Validation is always a hard part. I'm very familiar with Validation Application block, and love it for it's flexibility. It isn't however an easy framework, but you might take a peek at what you can do with it. For instance, I've written several articles about integration with O/RM tools and how to 'embed' a context (context as in DataContext/Unit of Work) in Validation Application Block.
Please have a look at my IRepository pattern implementation using EF 4.0.
My solution has the following features:
supports connections to multiple dbs
One repository per entity
Support for execution of queries
Unit of work pattern implementation
Support for validating entities using VAB guidance
Common operations are kept at base class level. High use of OOPS techniques for code re-usability and ease of maintenance.
I have created an application (a web-based application) which now has a large number of associations. Simply put, an Account:
has many Users
has Settings
has many Projects
Similarly a Project:
has many Items
A User:
has many Tasks
And so on, with loads more associations. Nothing particularly unusual about that I hope. I chose to use NHibernate to give me a nice set of persistent classes with mappers defining all of the associations.
But is this approach right?
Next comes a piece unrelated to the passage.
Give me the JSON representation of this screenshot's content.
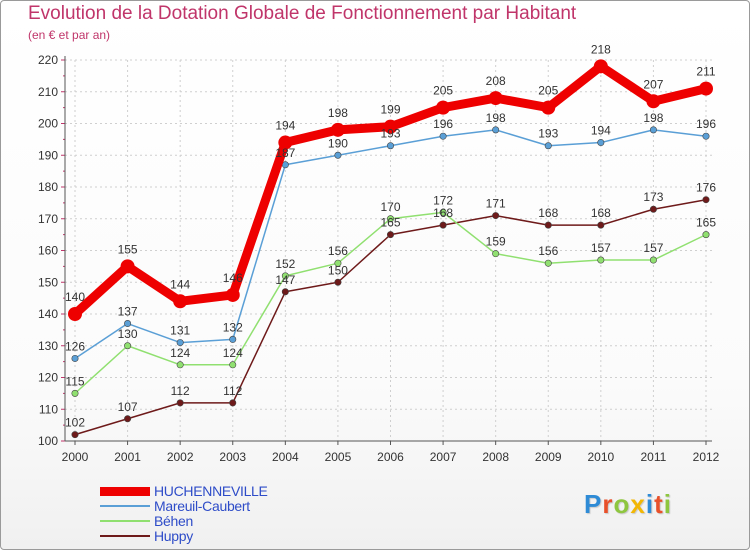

On every request to the application the Account is loaded (because it is needed) and this then requests a large amount of data from the DB that is not required. Lazy loading is an option, but I don't know if my initial approach couldn't be better. All I want at that stage is the Account and associated Settings so should the mapping reflect this? Trouble is I want things like all the Projects for an Account at other points so I need the mappers to reflect all of the associations.
My concern is that lazy-loading may just be compensating for a bad initial architecture on my part. I am well aware that this may just be a result of my as-yet poor knowledge of the inner workings of NHibernate. As a result I'd be grateful for any suggestions on good practice.
Domain Driven Design has helped me a lot when understanding those kinds of situation. Association in DDD
The question you should ask yourself in your situation: Do you really need a bi-directional association - or might in some cases an uni-directional association be enough? And that decision is part of the architecture. So you were right. Lazy Loading is a big help, when choosing bi-directional associations by default. But it could be considered a design flaw.
It is generally good practise with NHibernate to enable lazy loading for most associations and objects by default unless you know you're always going to need the associated data. Then you can switch to eager loading selectively just for items where that is more efficient when you come to the optimisation stage.
Well, in my oppinion, your architecture looks healthy. Associations are good.
Consider the alternatives:
Less associations: Would lead to poor DB design
Don't use an ORM: You would find yourself doing "lazy initialization"-kinda coding anyway
Everything looks fine, and lazy initialization is good :) - However, there's quite a few real-life-usage pitfalls:
Don't close the session before using lazy-initialization stuff (would require that you "hacked" some useless reading statement on your association to force read it)
With NHibernate, you need to do all DAL-activities with it in order to enable the level2 cache
You'll prolly have some overhead (What if I don't wanna know the accountname, just the users in it)
This is how ORMs work. They have pro's (easier to develop, avoid a lot of boilerplate code) and con's (more overhead, less flexibility).